Computational biology startup Nucleai has raised $6.5m in funding to advance its artificial intelligence (AI) platform, which analyses large datasets of tissue images to make predictions about how a patient will react to certain cancer treatments.
Swiss biopharmaceutical company Debiopharm led the Series A funding round and the two firms will collaborate on biomarker discovery as part of the agreement.
Previous backers Vertex Ventures and Grove Ventures also participated in the funding round, bringing Nucleai’s total funding raised to $11.5m.
Nucleai’s Precision Oncology Platform combines computer vision and machine learning to “model the spatial characteristics of both the tumour and the patient’s immune system”.
It combines these data to create a “unique signature” that can be used to make predictions about how a patient will respond to specific cancer drugs and treatments.
Nucleai, based in Tel Aviv, Israel, was founded in 2017 by former members of the Israeli intelligence corps, who specialise in AI and big data.
“Our solution is purely based on software which is embedded into the biomarker researcher workflow,” said Eliron Amir, COO of Nucleai.
“This allows us to scale our solution rapidly, to provide service to a large number of pharmaceutical and biotech partners as well as to patients. It is an elegant solution to a complex problem.
“There is no need for an expensive wet-lab biology operation.
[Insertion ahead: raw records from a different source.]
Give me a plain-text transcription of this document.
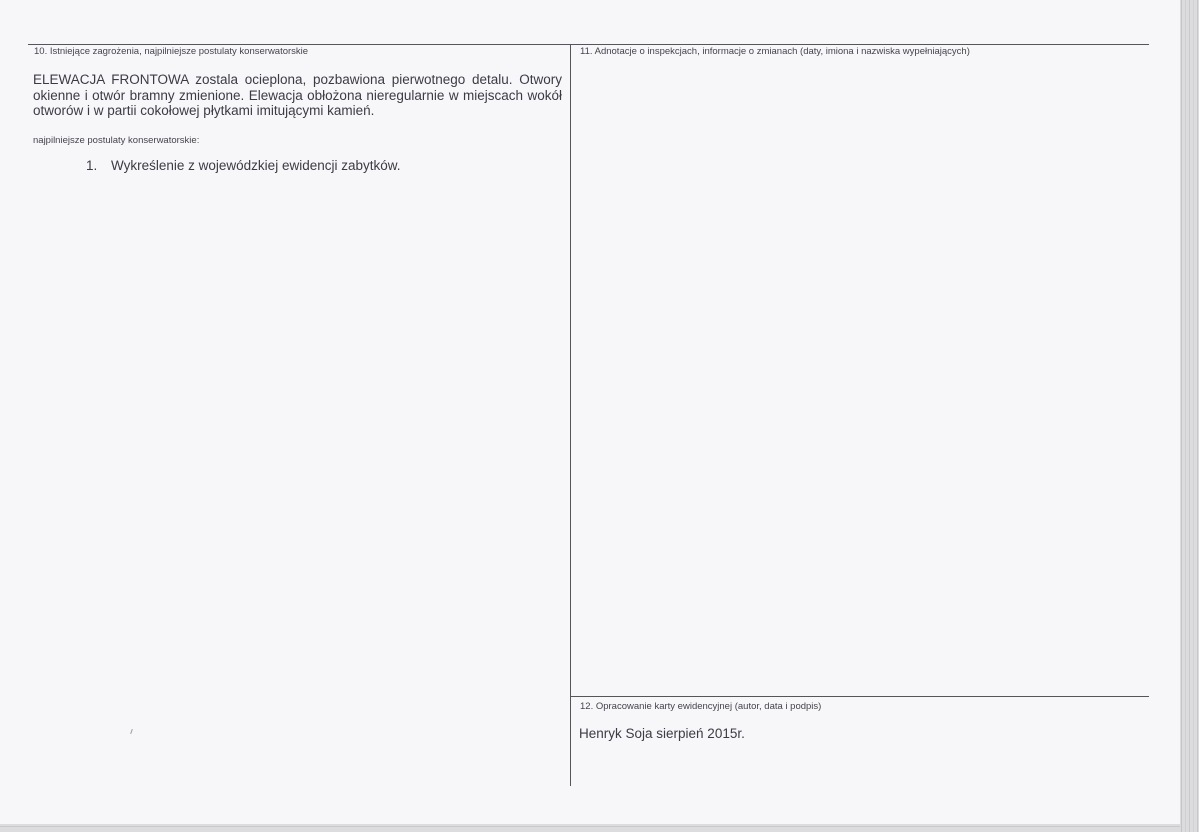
10. Istniejące zagrożenia, najpilniejsze postulaty konserwatorskie
ELEWACJA FRONTOWA zostala ocieplona, pozbawiona pierwotnego detalu. Otwory okienne i otwór bramny zmienione. Elewacja obłożona nieregularnie w miejscach wokół otworów i w partii cokołowej płytkami imitującymi kamień.
najpilniejsze postulaty konserwatorskie:
1. Wykreślenie z wojewódzkiej ewidencji zabytków.
11. Adnotacje o inspekcjach, informacje o zmianach (daty, imiona i nazwiska wypełniających)
12. Opracowanie karty ewidencyjnej (autor, data i podpis)
Henryk Soja sierpień 2015r.
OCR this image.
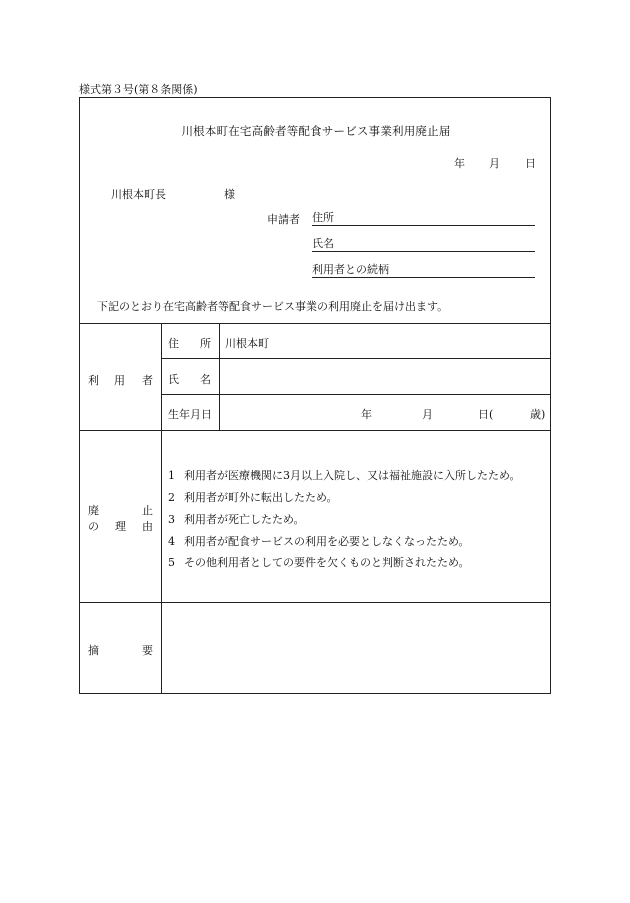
様式第３号(第８条関係)
川根本町在宅高齢者等配食サービス事業利用廃止届
年 月 日
川根本町長	様
申請者 住所
氏名
利用者との続柄
下記のとおり在宅高齢者等配食サービス事業の利用廃止を届け出ます。
利 用 者
住 所 川根本町
氏 名
生年月日	年	月	日(	歳)
廃	止
の 理 由
1 利用者が医療機関に3月以上入院し、又は福祉施設に入所したため。
2 利用者が町外に転出したため。
3 利用者が死亡したため。
4 利用者が配食サービスの利用を必要としなくなったため。
5 その他利用者としての要件を欠くものと判断されたため。
摘	要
Our cloud-based solution allows us to gather huge amounts of immuno-oncology data from different sources, creating complex insights that a single pharma or institute cannot generate by itself.”
Nucleai also plans to use the latest funding to help commercialise its AI platform.
“Nucleai has multiple revenue-generating, commercial partnerships, with leading immunotherapies pharma companies and US-based payors,” said Nucleai CEO Avi Veidman.
“We plan to use these funds to expand our offering to additional indications and diseases as well as to increase our commercial footprint substantially.”
The State of Technology This Week
Tanja Dowe, CEO of Debiopharm Innovation Fund, said:
“Our team is thrilled to embark on this adventure to develop and further understand the extent to which AI can help pathologists and oncologists become more precise in both diagnosis and prediction.
“We recognise the huge impact that Nucleai’s AI-powered platform, could have on clinical research for pharmaceutical treatments.”
Since 2008, Debiopharm has invested nearly $100m into medical technology companies and has been lead investor in 10 out of the 14 last investment rounds in its portfolio companies.